Been a long time since I’ve written one of these, but today would be as good as any. Today marks the day when my (now ex) girlfriend moved out of our place after a month and a half of awkwardly living together. Things did not go so well or so smoothly, but I don’t regret what has happened. I gained my full independence that day and haven’t looked back.
A lot has changed in those 365 days. I’m not going to lie and say it’s been all totally awesome, as with everything there are ups and downs. What matters is how you handle the ups and downs and ride out any potential bullshit, or that’s at least how I feel business should get done. Really there wasn’t much I could do but go forward.

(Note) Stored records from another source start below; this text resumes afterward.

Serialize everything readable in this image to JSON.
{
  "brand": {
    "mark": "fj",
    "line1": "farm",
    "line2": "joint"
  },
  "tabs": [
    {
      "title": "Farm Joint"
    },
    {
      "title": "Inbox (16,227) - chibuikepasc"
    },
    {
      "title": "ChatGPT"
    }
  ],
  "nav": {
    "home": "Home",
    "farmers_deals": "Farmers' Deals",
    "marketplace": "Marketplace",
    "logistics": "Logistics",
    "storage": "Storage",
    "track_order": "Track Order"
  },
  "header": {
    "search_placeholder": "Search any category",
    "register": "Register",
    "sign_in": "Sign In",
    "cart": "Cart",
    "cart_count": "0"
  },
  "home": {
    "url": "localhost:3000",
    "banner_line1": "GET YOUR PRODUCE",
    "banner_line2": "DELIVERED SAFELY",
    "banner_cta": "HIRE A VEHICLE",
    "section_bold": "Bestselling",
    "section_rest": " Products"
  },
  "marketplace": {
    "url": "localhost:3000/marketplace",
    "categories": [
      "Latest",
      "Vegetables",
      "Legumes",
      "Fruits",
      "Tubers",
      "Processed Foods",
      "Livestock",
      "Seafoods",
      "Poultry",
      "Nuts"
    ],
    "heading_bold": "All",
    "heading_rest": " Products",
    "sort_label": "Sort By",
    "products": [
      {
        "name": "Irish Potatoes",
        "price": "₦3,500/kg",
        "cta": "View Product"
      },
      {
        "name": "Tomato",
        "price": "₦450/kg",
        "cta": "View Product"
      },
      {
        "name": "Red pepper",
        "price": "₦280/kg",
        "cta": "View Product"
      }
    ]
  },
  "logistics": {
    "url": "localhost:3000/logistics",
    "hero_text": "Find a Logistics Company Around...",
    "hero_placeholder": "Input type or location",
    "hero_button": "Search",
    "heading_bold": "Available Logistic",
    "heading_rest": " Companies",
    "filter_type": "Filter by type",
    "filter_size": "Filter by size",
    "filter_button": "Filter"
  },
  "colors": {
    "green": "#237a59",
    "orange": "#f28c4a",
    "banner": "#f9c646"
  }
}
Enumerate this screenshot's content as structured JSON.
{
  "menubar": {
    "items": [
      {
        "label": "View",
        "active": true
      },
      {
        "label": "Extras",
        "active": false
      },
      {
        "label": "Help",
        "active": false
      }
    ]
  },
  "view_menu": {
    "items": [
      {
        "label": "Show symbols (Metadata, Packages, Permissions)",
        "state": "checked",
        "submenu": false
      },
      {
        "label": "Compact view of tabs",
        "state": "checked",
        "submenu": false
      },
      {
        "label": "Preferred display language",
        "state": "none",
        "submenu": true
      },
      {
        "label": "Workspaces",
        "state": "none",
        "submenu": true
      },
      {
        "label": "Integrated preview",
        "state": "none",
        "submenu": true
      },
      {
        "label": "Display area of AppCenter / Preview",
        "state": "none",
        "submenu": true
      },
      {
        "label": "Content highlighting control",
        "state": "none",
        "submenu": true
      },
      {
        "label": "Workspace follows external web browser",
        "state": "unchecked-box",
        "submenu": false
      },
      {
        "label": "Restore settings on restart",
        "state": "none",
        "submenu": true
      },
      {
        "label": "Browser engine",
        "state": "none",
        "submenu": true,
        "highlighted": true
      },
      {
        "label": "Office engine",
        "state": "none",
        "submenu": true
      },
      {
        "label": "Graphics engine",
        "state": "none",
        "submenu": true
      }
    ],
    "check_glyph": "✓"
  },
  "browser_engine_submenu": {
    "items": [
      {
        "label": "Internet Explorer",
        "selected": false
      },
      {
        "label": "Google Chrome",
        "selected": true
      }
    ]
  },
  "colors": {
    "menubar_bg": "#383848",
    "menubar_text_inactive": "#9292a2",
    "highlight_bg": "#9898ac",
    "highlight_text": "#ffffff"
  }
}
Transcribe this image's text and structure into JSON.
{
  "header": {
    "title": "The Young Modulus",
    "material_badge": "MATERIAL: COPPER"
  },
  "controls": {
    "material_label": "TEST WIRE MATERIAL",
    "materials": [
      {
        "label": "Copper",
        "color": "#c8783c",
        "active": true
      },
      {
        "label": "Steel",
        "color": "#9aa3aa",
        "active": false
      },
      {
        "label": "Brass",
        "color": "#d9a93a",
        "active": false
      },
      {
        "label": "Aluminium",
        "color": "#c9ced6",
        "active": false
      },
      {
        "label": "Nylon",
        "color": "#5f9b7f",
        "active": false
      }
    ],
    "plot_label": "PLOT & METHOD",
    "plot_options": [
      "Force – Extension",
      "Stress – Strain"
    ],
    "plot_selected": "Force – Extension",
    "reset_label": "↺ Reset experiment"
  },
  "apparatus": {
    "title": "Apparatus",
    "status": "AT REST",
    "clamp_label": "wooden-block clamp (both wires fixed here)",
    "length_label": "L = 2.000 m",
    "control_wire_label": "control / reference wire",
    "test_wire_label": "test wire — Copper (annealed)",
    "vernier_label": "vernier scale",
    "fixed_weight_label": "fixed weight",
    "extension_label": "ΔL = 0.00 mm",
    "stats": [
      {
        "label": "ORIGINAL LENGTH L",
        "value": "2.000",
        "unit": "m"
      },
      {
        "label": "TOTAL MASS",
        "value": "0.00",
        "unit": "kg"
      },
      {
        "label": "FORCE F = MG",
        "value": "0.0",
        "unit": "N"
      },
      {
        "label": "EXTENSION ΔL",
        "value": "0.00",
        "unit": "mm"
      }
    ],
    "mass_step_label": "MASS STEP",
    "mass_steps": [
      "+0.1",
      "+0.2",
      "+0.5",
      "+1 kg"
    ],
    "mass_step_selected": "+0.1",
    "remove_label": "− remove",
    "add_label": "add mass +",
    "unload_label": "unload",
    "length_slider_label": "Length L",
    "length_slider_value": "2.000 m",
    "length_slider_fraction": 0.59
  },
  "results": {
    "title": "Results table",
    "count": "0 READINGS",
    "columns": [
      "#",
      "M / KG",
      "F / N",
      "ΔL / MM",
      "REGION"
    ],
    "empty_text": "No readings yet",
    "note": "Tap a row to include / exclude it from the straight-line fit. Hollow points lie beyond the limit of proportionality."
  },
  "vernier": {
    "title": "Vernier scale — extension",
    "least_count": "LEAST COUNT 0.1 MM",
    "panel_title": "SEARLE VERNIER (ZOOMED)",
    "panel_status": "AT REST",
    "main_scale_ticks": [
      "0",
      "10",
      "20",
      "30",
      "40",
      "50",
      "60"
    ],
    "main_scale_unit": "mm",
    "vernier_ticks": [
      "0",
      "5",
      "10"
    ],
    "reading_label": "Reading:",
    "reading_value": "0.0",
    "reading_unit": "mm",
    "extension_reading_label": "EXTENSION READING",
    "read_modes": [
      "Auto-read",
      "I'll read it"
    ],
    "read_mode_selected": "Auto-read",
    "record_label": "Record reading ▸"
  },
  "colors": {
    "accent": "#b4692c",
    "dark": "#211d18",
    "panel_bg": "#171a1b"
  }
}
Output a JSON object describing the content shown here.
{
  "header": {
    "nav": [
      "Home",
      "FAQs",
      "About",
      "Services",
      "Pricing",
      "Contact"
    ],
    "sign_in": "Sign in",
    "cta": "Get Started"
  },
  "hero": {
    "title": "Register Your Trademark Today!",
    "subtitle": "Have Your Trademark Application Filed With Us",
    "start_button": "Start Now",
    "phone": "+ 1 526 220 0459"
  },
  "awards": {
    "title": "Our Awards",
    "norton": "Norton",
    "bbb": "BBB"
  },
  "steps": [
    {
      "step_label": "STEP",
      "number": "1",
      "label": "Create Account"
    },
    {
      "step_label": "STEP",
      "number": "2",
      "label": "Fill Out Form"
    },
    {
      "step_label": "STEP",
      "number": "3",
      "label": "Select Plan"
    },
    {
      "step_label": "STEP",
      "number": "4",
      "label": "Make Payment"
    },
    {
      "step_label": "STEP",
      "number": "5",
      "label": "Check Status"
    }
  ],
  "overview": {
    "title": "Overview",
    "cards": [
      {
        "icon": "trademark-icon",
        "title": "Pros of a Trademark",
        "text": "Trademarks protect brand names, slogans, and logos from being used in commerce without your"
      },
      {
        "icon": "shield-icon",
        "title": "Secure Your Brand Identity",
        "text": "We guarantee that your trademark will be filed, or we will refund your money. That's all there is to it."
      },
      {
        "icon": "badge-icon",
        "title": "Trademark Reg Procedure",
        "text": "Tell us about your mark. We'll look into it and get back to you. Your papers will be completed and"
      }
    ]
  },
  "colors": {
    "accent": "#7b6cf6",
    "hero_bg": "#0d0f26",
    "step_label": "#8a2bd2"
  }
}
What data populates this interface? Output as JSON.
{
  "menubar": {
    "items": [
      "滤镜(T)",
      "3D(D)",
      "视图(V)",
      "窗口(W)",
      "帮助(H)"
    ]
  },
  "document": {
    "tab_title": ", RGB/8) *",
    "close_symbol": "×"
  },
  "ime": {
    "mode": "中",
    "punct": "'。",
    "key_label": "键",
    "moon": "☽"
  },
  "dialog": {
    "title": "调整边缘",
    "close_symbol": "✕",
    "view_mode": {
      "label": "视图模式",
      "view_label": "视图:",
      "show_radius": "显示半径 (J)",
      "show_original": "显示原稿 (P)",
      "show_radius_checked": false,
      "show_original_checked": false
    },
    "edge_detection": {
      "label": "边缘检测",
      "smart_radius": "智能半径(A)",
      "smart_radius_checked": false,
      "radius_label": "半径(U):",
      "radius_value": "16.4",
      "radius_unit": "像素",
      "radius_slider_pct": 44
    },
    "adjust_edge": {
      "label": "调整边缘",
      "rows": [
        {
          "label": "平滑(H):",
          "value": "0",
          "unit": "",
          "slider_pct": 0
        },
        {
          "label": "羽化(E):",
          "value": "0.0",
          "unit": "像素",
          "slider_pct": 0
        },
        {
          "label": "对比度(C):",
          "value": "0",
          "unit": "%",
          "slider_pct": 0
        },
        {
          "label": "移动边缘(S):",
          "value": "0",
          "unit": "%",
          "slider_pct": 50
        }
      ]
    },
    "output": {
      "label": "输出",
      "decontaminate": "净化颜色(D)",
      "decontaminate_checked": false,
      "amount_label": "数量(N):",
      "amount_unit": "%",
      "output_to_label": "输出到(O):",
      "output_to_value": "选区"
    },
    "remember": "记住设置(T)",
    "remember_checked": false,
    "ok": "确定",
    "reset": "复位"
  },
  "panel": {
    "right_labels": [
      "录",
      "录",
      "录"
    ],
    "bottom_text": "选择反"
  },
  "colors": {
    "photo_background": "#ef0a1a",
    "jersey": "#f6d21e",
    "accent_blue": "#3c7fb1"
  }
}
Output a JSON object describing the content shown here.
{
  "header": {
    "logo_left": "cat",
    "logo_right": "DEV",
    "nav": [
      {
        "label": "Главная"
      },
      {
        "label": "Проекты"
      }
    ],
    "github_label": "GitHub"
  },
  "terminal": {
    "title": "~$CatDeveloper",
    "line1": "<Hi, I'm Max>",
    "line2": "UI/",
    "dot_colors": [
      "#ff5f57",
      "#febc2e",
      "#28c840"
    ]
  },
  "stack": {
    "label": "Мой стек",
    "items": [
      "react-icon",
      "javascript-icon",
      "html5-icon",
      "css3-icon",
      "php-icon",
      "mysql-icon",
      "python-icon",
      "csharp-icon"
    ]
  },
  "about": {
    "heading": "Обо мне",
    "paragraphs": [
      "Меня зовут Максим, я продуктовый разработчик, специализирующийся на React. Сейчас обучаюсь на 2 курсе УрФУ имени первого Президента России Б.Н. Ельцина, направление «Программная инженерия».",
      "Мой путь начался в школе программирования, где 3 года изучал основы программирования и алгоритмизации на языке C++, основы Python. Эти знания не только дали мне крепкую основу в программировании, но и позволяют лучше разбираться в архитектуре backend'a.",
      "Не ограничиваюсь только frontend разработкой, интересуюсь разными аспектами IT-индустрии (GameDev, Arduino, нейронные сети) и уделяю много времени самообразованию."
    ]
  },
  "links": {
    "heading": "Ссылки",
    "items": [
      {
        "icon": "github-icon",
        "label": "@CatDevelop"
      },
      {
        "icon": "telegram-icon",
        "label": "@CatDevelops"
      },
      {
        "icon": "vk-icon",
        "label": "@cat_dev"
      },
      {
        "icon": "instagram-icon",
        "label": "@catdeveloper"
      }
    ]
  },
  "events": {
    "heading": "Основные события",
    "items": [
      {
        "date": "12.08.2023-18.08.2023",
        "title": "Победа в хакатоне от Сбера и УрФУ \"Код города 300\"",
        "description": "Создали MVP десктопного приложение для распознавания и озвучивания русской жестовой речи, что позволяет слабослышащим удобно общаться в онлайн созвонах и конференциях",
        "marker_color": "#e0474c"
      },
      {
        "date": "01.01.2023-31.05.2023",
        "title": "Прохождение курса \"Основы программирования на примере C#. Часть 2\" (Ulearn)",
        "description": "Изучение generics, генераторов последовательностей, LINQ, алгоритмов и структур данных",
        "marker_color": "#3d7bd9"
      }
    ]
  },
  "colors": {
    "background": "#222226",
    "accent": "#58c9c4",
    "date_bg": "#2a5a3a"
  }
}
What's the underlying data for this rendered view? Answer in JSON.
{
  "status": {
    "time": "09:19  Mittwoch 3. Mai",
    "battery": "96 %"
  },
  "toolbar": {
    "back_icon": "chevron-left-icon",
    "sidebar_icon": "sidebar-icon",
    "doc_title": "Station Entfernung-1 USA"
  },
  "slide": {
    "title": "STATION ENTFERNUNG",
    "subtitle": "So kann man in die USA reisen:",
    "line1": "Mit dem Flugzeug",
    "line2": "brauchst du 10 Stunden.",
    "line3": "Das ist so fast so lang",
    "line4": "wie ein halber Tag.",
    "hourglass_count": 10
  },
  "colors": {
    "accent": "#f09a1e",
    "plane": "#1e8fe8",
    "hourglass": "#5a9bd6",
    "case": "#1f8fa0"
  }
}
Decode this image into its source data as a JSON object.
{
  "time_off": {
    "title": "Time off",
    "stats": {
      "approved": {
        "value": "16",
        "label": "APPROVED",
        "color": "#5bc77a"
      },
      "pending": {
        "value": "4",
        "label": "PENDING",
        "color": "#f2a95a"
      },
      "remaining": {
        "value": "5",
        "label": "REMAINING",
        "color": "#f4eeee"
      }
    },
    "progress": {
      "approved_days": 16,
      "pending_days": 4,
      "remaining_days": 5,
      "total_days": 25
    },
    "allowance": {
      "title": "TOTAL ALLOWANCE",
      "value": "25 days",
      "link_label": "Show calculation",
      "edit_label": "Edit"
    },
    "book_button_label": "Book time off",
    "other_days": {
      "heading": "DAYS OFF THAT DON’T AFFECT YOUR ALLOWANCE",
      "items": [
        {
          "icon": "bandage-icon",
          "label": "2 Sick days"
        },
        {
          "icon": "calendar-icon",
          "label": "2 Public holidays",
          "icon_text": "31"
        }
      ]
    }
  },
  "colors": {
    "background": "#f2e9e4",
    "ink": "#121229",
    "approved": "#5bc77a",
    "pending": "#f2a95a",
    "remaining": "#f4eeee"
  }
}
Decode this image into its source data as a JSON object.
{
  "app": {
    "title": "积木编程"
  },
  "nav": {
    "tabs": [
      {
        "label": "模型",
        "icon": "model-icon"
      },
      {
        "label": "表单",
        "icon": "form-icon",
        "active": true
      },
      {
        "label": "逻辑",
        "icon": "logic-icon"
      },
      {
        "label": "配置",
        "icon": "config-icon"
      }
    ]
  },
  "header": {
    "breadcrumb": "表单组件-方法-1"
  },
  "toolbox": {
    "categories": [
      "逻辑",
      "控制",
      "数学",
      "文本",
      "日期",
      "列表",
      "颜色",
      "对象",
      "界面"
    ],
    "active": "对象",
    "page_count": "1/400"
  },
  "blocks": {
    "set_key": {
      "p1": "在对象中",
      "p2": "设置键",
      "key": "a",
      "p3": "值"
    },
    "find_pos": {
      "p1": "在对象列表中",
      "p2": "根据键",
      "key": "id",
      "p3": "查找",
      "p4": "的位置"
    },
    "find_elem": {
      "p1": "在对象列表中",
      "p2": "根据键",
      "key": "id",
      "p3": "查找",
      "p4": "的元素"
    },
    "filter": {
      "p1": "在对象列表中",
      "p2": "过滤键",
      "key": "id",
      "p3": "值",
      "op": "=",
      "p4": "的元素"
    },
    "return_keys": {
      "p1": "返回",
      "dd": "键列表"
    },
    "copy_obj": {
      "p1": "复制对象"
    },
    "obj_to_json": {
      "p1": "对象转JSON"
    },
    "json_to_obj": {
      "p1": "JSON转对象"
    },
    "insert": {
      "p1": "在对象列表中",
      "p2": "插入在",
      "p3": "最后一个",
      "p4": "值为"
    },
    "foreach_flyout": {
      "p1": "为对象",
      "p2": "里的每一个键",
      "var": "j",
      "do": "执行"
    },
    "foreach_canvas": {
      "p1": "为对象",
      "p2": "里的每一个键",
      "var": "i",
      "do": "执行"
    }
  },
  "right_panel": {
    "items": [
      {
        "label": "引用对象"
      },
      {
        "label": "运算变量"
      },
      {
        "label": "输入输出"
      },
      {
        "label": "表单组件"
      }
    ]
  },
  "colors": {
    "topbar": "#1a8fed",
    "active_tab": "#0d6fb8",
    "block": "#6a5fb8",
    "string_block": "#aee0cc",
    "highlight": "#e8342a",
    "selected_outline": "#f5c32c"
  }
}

To look at some positives, I’ve been way more social with my life. Hell even done some things I never imagined I would ever do or be doing. I got to meet my first floor neighbours and they’re hella cool peoples who I party with on the occasion. I’ve made great new friends and dated some awesome people. Hell, I did some pretty cool things with my artistic aspirations and taken things in other directions.
The time living alone has also given me some perspective on who I am as a person and the kind of things I want to do and get done moving forward or every day.
I guess I can’t be a hater on today. I am still a bit sad, but that’s the nature of the incident. There’s no point holding a grudge or ill feelings it’s done and done. I was unable to change things when it happened nor can I change what happened now.
So as much as this is a Hate Monday, for today I put the hate away and think back on the good that’s happened to me instead.